Liu: I believe that whether it's text-based search, image-based text-to-image, or video generation, these technologies face challenges in making a significant breakthrough because the scope is too broad. Artificial intelligence in sports, however, is particularly suitable because of the standardization in sports.
AI is especially suited for sports because of the standardized nature of the games. For example, ping pong tables are the same worldwide, and sports like tennis, basketball, and football follow the same rules. Sports events are already constrained by the rules, with fixed venues and personnel, and relatively fixed broadcasting logic. With artistic treatment added, sports stories can be transformed immediately.
Zhou: Returning to your question, I think AI search is still very incomplete. Traditional search should not only focus on the search box and front-end interaction; it should also consider the search entry point, the indexed web pages, and the ecological chain services that the webpages provide. It’s a closed-loop ecosystem.
The experience of AI search, like Zhihu’s direct answers, will keep users on the platform for a longer time, which is quite different from traditional search. Traditional search takes you to another place, but the new supply chain isn’t fully formed yet. Various agents will help complete the new interactive experience.
Previously, you used a search engine to book flights, which relied on web pages and websites. Now, there’s a new supply chain—service supply chains and content supply chains. If it’s an agent ecosystem, the tasks completed by these agents are workflows, and many of these workflows will emerge in the future.
Zhao: I’ve realized that when humans invented language, we also limited ourselves. When we invented the term “search,” we might have been unable to find a word that could replace it, so we used “search.” But now, we’re limiting ourselves in creating new products. So, how should we name this new way of AI search?
Zhou: Anything that cannot be expressed by language, humans cannot think about. Language is the boundary of thought. “AI search” is a better concept than “AI assistant.” AI, including ChatGPT, has two problems. It promises everything, but sometimes some expectations are met, while others fall short, so the results are uncertain.
The biggest obstacle to AI’s popularity among ordinary users is prompt engineering. If you write bad prompts while using ChatGPT, the result is poor. Search, however, is something users are already familiar with. It’s simple to use and doesn’t require education or writing prompts. What users want from search is simply to find an answer.

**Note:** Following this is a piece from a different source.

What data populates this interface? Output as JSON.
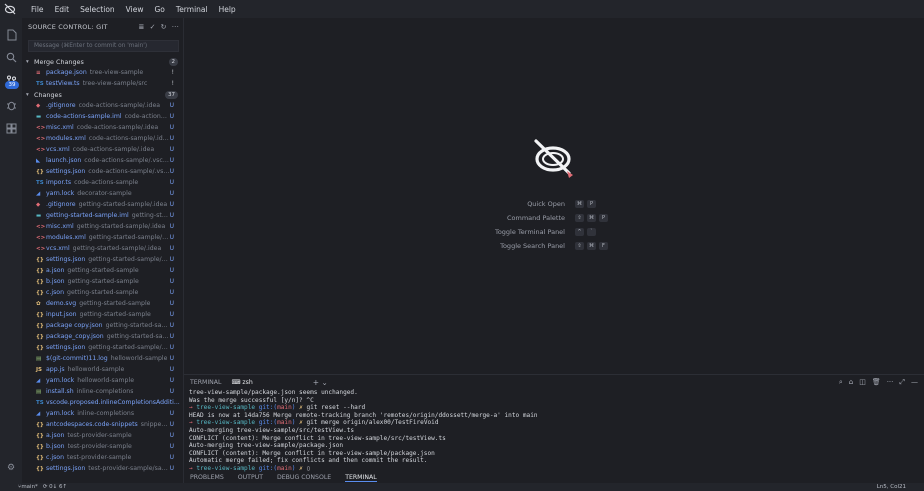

Zhihu became popular because people were tired of getting 10,000 results when searching for "Liu Jianhong's entrepreneurial projects," only to find out that it wasn’t about his projects but his scandals. When people used Zhihu, they could get clear and simple answers to their questions.
However, Zhihu relied on human answers. Perplexity did two things: First, it understands your intent very well, even if your words are unclear. Second, it uses AI to generate answers, and these answers are generally reliable.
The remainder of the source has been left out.